Os participantes também destacaram iniciativas brasileiras no desenvolvimento da nova tecnologia. Lopes citou empresas nacionais que integram o ecossistema global da NVIDIA e trabalham com modelos fundacionais baseados em dados brasileiros. Camilo apresentou experiências ligadas ao Centro de Excelência em Inteligência Artificial (CEIA), da Universidade Federal de Goiás, que atua com empresas de setores como energia, segurança, saúde, logística, finanças, varejo e mercado jurídico. Entre elas, citou o GAIA, modelo de linguagem aberto voltado ao português brasileiro, pensado para servir como base para aplicações de IA generativa no Brasil, desenvolvido em parceria com o Google, e o Lumina, voltado à IA genômica. Os casos reforçaram a importância de aproximar universidade, setor privado e poder público para ampliar a capacidade tecnológica do país.
Utilização informal
A conversa também abordou os desafios das empresas para incorporar a IA ao dia a dia sem perder controle sobre processos, dados e responsabilidades. Prado afirmou que, em muitas companhias, observa-se o fenômeno conhecido como shadow AI, em que os colaboradores usam ferramentas de IA de forma informal, fora das políticas oficiais da corporação.

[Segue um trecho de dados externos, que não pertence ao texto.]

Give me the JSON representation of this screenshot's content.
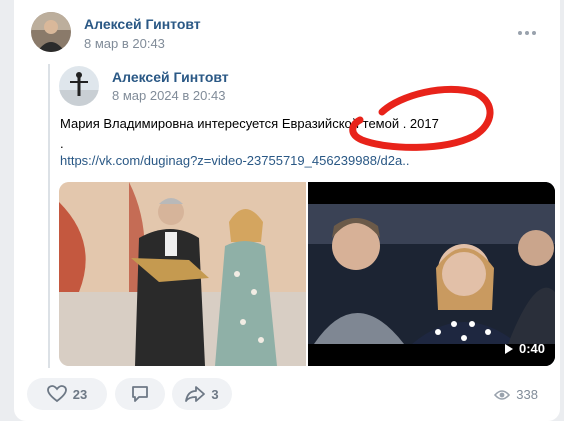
{
  "post": {
    "author": "Алексей Гинтовт",
    "time": "8 мар в 20:43"
  },
  "repost": {
    "author": "Алексей Гинтовт",
    "time": "8 мар 2024 в 20:43",
    "text": "Мария Владимировна интересуется Евразийской темой . 2017",
    "dot": ".",
    "link": "https://vk.com/duginag?z=video-23755719_456239988/d2a.."
  },
  "attachments": {
    "video_duration": "0:40"
  },
  "actions": {
    "likes": "23",
    "reposts": "3",
    "views": "338"
  },
  "icons": {
    "like": "heart-icon",
    "comment": "comment-icon",
    "share": "share-icon",
    "views": "eye-icon",
    "more": "more-icon",
    "play": "play-icon"
  },
  "colors": {
    "name": "#2a5885",
    "link": "#2a5885",
    "meta": "#818c99",
    "annotation": "#e8231a"
  }
}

Essa prática, segundo ele, pode gerar ganhos de produtividade que as organizações não querem simplesmente bloquear. Mas exige regras mais claras sobre contratos, limites, proteção de dados e responsabilidades. O desafio, em sua opinião, é criar uma governança que reduza riscos sem frear a experimentação nem impedir que a tecnologia transforme modelos de trabalho, produtividade e remuneração.
No setor jurídico, observou Prado, a tecnologia pressiona o modelo de cobrança por hora e obriga escritórios a repensar como demonstram valor quando uma entrega pode ser produzida em poucos minutos, mas ainda depende de revisão especializada.
De acordo com os participantes do painel, mais do que adotar ferramentas isoladas, as empresas precisam redesenhar processos, preparar equipes e definir objetivos de uso. Segundo eles, a IA só tende a gerar ganhos consistentes quando vem acompanhada de transformação organizacional, e não apenas da contratação de sistemas prontos.
Outro eixo do debate foi a infraestrutura necessária para sustentar o avanço da IA. A questão central abordada foi se o Brasil conseguirá participar das etapas de maior valor agregado da cadeia tecnológica ou se repetirá a lógica de fornecedor de insumos básicos. Camilo lembrou que o país dispõe das condições necessárias para receber grandes estruturas de data centers, como terra e energia limpa abundantes. Mas, segundo ele, isso não garante soberania se modelos, plataformas e aplicações continuarem concentrados em outros países.